About an hour’s drive from the airport is Ubud, the spiritual and cultural centre of Bali. This quaint town is known for therapeutic healing. The very name Ubud is derived from the Balinese word Ubad, meaning medicine. Traditional healers or Balians, as they are called in Balinese, use medicinal herbs and ancient practices to heal patients. After all, nature is God’s own pharmacy. Since I had been experiencing chronic body aches, I decided to take a healing session with a Balian.
At the entrance of his house, was a shrine dedicated to the Hindu God Ganesha. It was decorated with fresh flowers and coconut. The compound wall and the main door were adorned with ornate carvings. This reminded me of a temple back home in India. As I stepped in, a garden with colourful flowers, climbers and fountains welcomed me. I was in awe.

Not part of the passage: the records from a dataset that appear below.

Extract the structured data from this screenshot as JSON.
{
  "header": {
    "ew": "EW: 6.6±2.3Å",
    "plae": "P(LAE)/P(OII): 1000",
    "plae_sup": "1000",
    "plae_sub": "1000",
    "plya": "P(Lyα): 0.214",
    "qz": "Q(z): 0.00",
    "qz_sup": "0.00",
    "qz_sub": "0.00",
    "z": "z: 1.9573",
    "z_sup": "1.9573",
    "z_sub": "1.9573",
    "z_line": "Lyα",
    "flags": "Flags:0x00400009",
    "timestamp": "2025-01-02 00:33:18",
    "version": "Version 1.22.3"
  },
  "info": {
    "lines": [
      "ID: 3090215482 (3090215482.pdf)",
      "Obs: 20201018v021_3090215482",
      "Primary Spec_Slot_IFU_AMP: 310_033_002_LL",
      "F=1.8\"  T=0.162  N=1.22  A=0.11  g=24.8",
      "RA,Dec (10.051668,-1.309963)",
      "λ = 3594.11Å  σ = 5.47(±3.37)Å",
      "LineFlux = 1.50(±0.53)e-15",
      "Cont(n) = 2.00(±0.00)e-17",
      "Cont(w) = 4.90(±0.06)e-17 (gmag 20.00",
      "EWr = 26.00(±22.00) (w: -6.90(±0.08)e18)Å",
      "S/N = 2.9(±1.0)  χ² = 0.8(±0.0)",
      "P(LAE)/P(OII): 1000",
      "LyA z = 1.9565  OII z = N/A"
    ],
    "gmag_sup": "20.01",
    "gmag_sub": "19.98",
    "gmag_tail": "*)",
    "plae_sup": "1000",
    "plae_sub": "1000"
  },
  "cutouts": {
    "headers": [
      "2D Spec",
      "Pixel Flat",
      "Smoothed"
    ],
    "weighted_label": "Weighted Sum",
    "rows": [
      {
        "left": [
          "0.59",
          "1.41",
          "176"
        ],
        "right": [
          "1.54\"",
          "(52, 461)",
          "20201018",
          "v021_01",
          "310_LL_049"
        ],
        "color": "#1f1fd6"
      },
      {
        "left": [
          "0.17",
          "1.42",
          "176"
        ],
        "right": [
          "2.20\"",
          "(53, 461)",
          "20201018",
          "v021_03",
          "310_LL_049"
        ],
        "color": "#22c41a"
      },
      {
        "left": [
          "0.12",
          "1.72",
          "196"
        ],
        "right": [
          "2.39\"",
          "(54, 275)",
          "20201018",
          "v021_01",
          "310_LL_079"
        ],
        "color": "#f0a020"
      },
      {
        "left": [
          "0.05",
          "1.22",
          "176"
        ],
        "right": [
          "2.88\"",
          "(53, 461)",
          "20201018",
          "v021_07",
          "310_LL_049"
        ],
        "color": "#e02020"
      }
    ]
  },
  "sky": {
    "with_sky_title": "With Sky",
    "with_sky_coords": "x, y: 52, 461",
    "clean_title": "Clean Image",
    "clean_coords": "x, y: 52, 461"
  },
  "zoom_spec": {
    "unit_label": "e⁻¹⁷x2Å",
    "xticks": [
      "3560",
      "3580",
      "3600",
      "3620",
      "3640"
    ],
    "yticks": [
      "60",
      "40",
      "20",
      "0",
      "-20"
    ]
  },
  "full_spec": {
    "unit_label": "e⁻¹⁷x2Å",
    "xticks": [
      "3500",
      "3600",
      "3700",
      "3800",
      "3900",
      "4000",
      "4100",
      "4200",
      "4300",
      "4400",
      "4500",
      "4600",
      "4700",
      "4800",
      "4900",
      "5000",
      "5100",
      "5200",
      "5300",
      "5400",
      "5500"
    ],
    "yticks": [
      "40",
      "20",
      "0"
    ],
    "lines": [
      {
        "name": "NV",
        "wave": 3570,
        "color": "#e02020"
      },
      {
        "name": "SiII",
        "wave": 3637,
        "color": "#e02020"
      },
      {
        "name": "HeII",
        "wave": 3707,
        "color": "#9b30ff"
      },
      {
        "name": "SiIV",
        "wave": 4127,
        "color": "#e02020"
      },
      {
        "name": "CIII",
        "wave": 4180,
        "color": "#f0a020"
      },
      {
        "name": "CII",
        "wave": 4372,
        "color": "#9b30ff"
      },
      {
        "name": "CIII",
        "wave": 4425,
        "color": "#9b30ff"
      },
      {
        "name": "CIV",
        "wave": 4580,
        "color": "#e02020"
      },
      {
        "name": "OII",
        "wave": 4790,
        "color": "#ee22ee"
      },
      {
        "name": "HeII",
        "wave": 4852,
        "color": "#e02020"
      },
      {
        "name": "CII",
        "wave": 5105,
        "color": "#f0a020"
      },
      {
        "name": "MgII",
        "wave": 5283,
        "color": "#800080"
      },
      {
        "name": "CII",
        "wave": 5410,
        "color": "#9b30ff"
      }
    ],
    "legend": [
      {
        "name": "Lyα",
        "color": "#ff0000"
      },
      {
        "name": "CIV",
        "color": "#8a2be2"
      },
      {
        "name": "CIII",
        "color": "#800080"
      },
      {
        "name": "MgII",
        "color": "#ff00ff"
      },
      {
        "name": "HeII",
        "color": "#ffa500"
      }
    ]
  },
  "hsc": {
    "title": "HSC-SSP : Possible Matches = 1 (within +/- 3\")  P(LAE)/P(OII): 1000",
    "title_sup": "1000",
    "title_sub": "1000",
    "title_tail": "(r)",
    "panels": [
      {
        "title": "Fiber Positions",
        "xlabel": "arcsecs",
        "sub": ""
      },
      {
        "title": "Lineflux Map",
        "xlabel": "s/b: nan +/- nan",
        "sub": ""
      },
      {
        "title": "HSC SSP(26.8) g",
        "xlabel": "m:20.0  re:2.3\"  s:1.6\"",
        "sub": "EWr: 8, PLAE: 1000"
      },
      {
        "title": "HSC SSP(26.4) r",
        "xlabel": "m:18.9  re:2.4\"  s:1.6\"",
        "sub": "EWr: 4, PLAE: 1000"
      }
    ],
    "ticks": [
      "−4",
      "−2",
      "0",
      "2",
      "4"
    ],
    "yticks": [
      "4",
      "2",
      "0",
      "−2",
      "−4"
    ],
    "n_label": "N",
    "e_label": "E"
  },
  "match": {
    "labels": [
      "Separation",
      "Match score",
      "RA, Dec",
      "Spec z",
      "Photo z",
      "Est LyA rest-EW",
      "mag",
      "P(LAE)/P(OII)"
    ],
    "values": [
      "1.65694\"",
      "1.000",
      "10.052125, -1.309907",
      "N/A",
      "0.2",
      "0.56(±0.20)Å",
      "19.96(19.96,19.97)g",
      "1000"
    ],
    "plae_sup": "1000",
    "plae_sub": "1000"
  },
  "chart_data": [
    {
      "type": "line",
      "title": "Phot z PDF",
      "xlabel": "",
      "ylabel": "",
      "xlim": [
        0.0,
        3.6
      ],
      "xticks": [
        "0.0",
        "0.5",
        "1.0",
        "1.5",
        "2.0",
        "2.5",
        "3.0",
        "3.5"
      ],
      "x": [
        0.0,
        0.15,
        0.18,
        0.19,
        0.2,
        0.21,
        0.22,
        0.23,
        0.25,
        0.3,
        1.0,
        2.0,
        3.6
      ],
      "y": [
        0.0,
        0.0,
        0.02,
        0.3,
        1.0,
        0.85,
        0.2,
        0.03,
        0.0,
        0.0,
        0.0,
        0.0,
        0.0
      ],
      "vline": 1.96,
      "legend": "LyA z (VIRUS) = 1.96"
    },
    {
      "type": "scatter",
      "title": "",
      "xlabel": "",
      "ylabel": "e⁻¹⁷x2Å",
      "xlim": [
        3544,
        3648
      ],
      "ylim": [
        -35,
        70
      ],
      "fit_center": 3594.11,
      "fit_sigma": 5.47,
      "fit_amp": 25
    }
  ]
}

The healer and his wife, an old couple, invited me in. Though they understood very little English, their hospitality spoke volumes. After what seemed to be a visual scan of my aura, the healer took me to the treatment room. The tranquil space, heady incense and fragrant flowers were calming. He gave me a bitter herbal concoction, which I reluctantly swallowed in a gulp. As I laid down, the healer recited a short prayer before commencing the acupressure treatment. “Too much stress and emotional blocks,” he commented, finishing up.
Since childhood, I have been grateful to plants and trees for what they contribute to life on this planet. Maybe that is why nature worship in Bali caught my attention more than anything else.